К счастью, открылся зрительский буфет. У стойки тут же образовалась очередь. Артисты подкреплялись чаем и бутербродами.

– А у нас какая-то бригада иностранная была, с куклами, очень смешной концерт… когда вы по гастролям ездили… я их кормила. Лопочут что-то, – с удовольствием рассказывала сорокалетняя буфетчица, разливая чай белыми пухлыми руками, – лопочут, ничего по-русски не понимают… потом научились. Утром приходят и: «Мне мальока». Мальока, надо же. «Маслья». Ну, разумеется, говорю: маслья. А одна была такая бестолковая, берёт по двадцать раз – то одно забудет, то другое. Только ей отпустишь, увидит чай у кого-нибудь, и опять ко мне. «И мние, – говорит, – тчаю», таким плаксивым капризным голосом… Да? – переспрашиваю её с удивлением, – что вы говорите, тчаю? Едва сдерживаешься, ей-богу. И такая она неряха. Я думала, у них там все чисто ходят. А у этой вечно что-нибудь торчит или… У вас рубашка, говорю ей, из-под юбки видна, это так модно? «Яя, яя». Значит, – говорю, – так у вас принято, чтоб исподнее выглядывало? «Яя», кивает, ничего не понимает или вид один делает, что не понимает. Ты подумай, говорю, как у вас там. А у нас, показываю на себя, чуть что не в порядке, уже неприлично считается.

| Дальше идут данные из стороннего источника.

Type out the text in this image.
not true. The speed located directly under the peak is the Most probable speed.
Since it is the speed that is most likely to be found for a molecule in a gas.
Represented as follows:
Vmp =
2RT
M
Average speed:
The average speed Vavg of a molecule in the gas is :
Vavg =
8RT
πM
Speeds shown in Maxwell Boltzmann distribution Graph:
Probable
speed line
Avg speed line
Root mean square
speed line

– Что с ними разговаривать, – поддержала буфетчицу помощница режиссера, на ходу жуя домашний бутерброд с котлетой.

– Клара Степановна, вам чего?

– Тчаю. Я как-то… (Она обернулась, приглашая и остальных послушать себя.) ездила по туристической. Повели нас в бассейн с парилкой, и вваливается к нам в парилку иностранка в купальнике, в шапочке, с нее течёт. Вы бы, говорим ей, вытерлись – плохо вам будет. «Нет, – отвечает, – меня учили по-другому». Значит, недоучили вас, влажность вредна. «В финских банях можно и так». Правильно, объясняем ей, там стены деревянные, а здесь кругом кафель. «Ну, я так хочу (слышите?), и какое кому до этого дело. Меня, здесь всé учат. Нигде такого нет, только у вас. Я хочу делать, как я хочу, и никого это не должно касаться. И чуть не плачет. Как это, говорим, раз непорядок – вот и учим вас порядку. Честное слово, терпение у кого хотите – лопнет. «А я не хочу, – возмущается она, – чтоб меня учили. Я взрослый человек. У нас делай, как хочешь, никто тебя учить по-своему не будет». Значит, у вас анархия! «Нет, – обижается, – не анархия. У нас это называется демократией».

– Что тут сказать, – подала ей чашку буфетчица, – присмотра там нет за ними никакого, они и балуют.

Троицкий взял чай и два бутерброда, и бережно понес стакан на блюдечке, который едва не соскользнул с блюдца кому-то на колени.

– Садитесь сюда, – пригласил за свой столик Павел Сергеевич, уже знакомый Троицкому пожилой актер в зеленом костюме. – Бр-ррр, холодно. Хотите согреться? Давайте я вам прямо в чай.

Он что-то плеснул в стакан из небольшой фляжки. Троицкий отхлебнул, и взялся за бутерброд.

– Я сейчас слушаю, наблюдаю, – заговорил Павел Сергеевич. – Посмотрите, какие в действительности у людей блеклые лица. Ей-богу, прожил семьдесят лет и никогда этого не замечал, присмотритесь – цвета кукурузных зерен, гладкие, какие-то диетические лица.

Троицкий окинул взглядом артистов, стоявших у стойки, и обнаружил в очереди Артемьеву с мужем.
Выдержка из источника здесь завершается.